Everything you know about Dogstar is probably wrong.

Here in 2023, Dogstar – guitarist/vocalist Bret Domrose, drummer Robert Mailhouse and bassist Keanu Reeves – epitomize the quintessential Southern California storytelling rock band they’ve always been in their hearts, making deeply resonant music that literally comes from Somewhere Between the Power Lines and Palm Trees. Yet had you Googled this long-on-hiatus, now happily reunited trio anytime during the past decade, you almost certainly would have found Dogstar being described as a Nineties “grunge band.” Should you have dared to push your dogged Dogstar research any further, you likely would have come across vague yet slightly barbed references to the group being some sort of “vanity project.”
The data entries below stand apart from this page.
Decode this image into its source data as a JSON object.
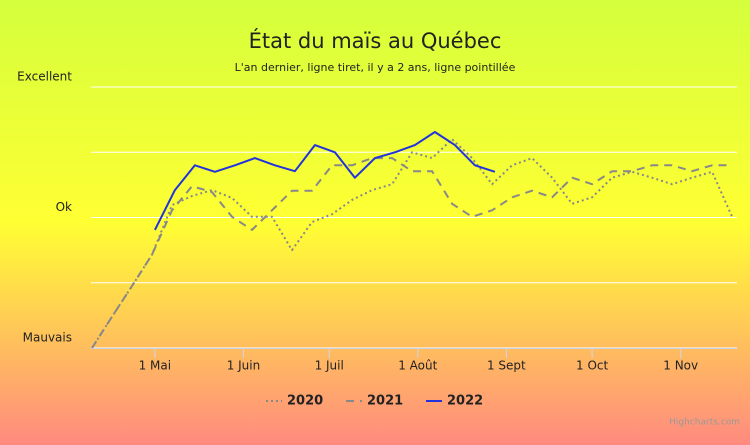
{
  "chart_data": {
    "type": "line",
    "title": "État du maïs au Québec",
    "subtitle": "L'an dernier, ligne tiret, il y a 2 ans, ligne pointillée",
    "credits": "Highcharts.com",
    "xlim": [
      "04-09",
      "11-20"
    ],
    "xticks": [
      {
        "value": "05-01",
        "label": "1 Mai"
      },
      {
        "value": "06-01",
        "label": "1 Juin"
      },
      {
        "value": "07-01",
        "label": "1 Juil"
      },
      {
        "value": "08-01",
        "label": "1 Août"
      },
      {
        "value": "09-01",
        "label": "1 Sept"
      },
      {
        "value": "10-01",
        "label": "1 Oct"
      },
      {
        "value": "11-01",
        "label": "1 Nov"
      }
    ],
    "ylim": [
      0,
      4
    ],
    "yticks": [
      {
        "value": 0,
        "label": "Mauvais"
      },
      {
        "value": 1,
        "label": null
      },
      {
        "value": 2,
        "label": "Ok"
      },
      {
        "value": 3,
        "label": null
      },
      {
        "value": 4,
        "label": "Excellent"
      }
    ],
    "grid": true,
    "legend": "bottom",
    "series": [
      {
        "name": "2020",
        "color": "#888888",
        "dash": "dot",
        "x": [
          "04-09",
          "04-16",
          "04-23",
          "04-30",
          "05-07",
          "05-14",
          "05-21",
          "05-28",
          "06-04",
          "06-11",
          "06-18",
          "06-25",
          "07-02",
          "07-09",
          "07-16",
          "07-23",
          "07-30",
          "08-06",
          "08-13",
          "08-20",
          "08-27",
          "09-03",
          "09-10",
          "09-17",
          "09-24",
          "10-01",
          "10-08",
          "10-15",
          "10-22",
          "10-29",
          "11-05",
          "11-12",
          "11-19"
        ],
        "values": [
          0,
          0.48,
          0.95,
          1.43,
          2.19,
          2.33,
          2.42,
          2.3,
          2.01,
          2.01,
          1.5,
          1.93,
          2.05,
          2.27,
          2.42,
          2.51,
          3.0,
          2.91,
          3.2,
          2.91,
          2.51,
          2.8,
          2.91,
          2.61,
          2.21,
          2.31,
          2.61,
          2.7,
          2.61,
          2.51,
          2.61,
          2.7,
          2.01
        ]
      },
      {
        "name": "2021",
        "color": "#888888",
        "dash": "dash",
        "x": [
          "04-09",
          "04-16",
          "04-23",
          "04-30",
          "05-07",
          "05-14",
          "05-21",
          "05-28",
          "06-04",
          "06-11",
          "06-18",
          "06-25",
          "07-02",
          "07-09",
          "07-16",
          "07-23",
          "07-30",
          "08-06",
          "08-13",
          "08-20",
          "08-27",
          "09-03",
          "09-10",
          "09-17",
          "09-24",
          "10-01",
          "10-08",
          "10-15",
          "10-22",
          "10-29",
          "11-05",
          "11-12",
          "11-19"
        ],
        "values": [
          0,
          0.48,
          0.95,
          1.43,
          2.11,
          2.48,
          2.39,
          2.01,
          1.81,
          2.11,
          2.41,
          2.41,
          2.8,
          2.8,
          2.91,
          2.91,
          2.71,
          2.71,
          2.21,
          2.01,
          2.11,
          2.31,
          2.41,
          2.31,
          2.61,
          2.51,
          2.71,
          2.71,
          2.8,
          2.8,
          2.71,
          2.8,
          2.8
        ]
      },
      {
        "name": "2022",
        "color": "#2233dd",
        "dash": "solid",
        "x": [
          "05-01",
          "05-08",
          "05-15",
          "05-22",
          "05-29",
          "06-05",
          "06-12",
          "06-19",
          "06-26",
          "07-03",
          "07-10",
          "07-17",
          "07-24",
          "07-31",
          "08-07",
          "08-14",
          "08-21",
          "08-28"
        ],
        "values": [
          1.81,
          2.42,
          2.8,
          2.7,
          2.8,
          2.91,
          2.8,
          2.71,
          3.11,
          3.0,
          2.61,
          2.91,
          3.0,
          3.11,
          3.31,
          3.11,
          2.8,
          2.7
        ]
      }
    ]
  }
}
Thankfully, “Everything Turns Around,” to quote the title of the first track on Dogstar’s new, compelling album Somewhere Between the Power Lines and Palm Trees. And with their positive new turn, this formerly promising power trio of friends finally delivers on that promise and finds their power. One fair listen to Somewhere Between the Power Lines and Palm Trees reveals Dogstar’s beautiful sonic truth. Nearly a quarter century after what seemed to be their final album, Happy Ending (released in 2000), Dogstar has reformed and taken a great creative leap forward, establishing an entirely new path.
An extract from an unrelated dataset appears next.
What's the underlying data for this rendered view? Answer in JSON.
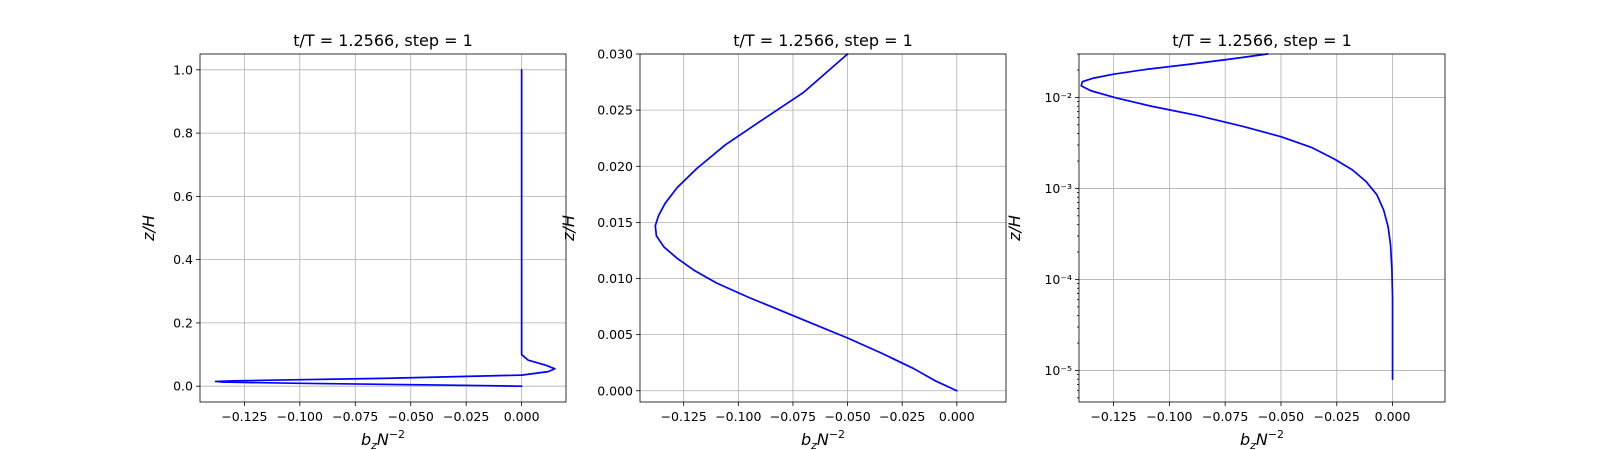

In truth, Dogstar was never a vanity project, but a sincere passion play – a band of buddies who came together organically in a garage in Southern California and simply dreamed of playing music together and making a little noise. Now, all these years later and seemingly out of nowhere, Domrose, Mailhouse and Reeves took some time at the tail end of a historic lockdown to become the band they always dreamed they could be.

“Our earlier records were almost in the wrong decade,” says Rob Mailhouse. “Looking back, it’s almost like we started a Seventies band that somehow got lost in the Nineties. When everybody else was shouting, we were trying to tell stories because in Bret, we’ve always had a singer-songwriter in the Jackson Browne tradition. But people kept saying `grunge’ because of the times we were in – or maybe because of the clothes we were wearing.”

But a couple of decades later, mistaken identity has given away to brand new clarity and stronger tunes. “This music just sounds like us,” says Bret Domrose with a smile.

More specifically, Somewhere Between the Power Lines and Palm Tree sounds like a varied yet somehow cohesive and, at times, radiant set of songs by a band whose time has finally arrived.

“One of the things I love about this album is the variety of feel,” says Keanu Reeves. “Every song is not the same – you can hear our diverse influences and a lot of different tones here. And I feel like finally on this album, we’ve managed to take all those influences and our passion for playing together and once and for all turned it all into Dogstar.”

As it turns out, there’s quite a lot happening on Somewhere Between the Power Lines and Palm Trees, from the sensitive musical character study of “Dillon St.,” and the redemptive power of love in “Everything Turns Around,’ to the Pink Floyd-tinged “Glimmer” and the raw aggression of ‘Breach.” Echoes of classic L.A. rock abound, with sonic textures and flourishes reflecting the group’s shared love of Brit Rock from The Cure and The Smiths, to Joy Division and New Order. Something on Somewhere – between songs like “Sunrise” and “Sleep” – will hit you hard. As Domrose sings on “Dillon St.,” a shimmering folk rock gem inspired by his father’s musical dreams, “And you don’t have to feel so alone/There’s a song for everyone that can bring them home.”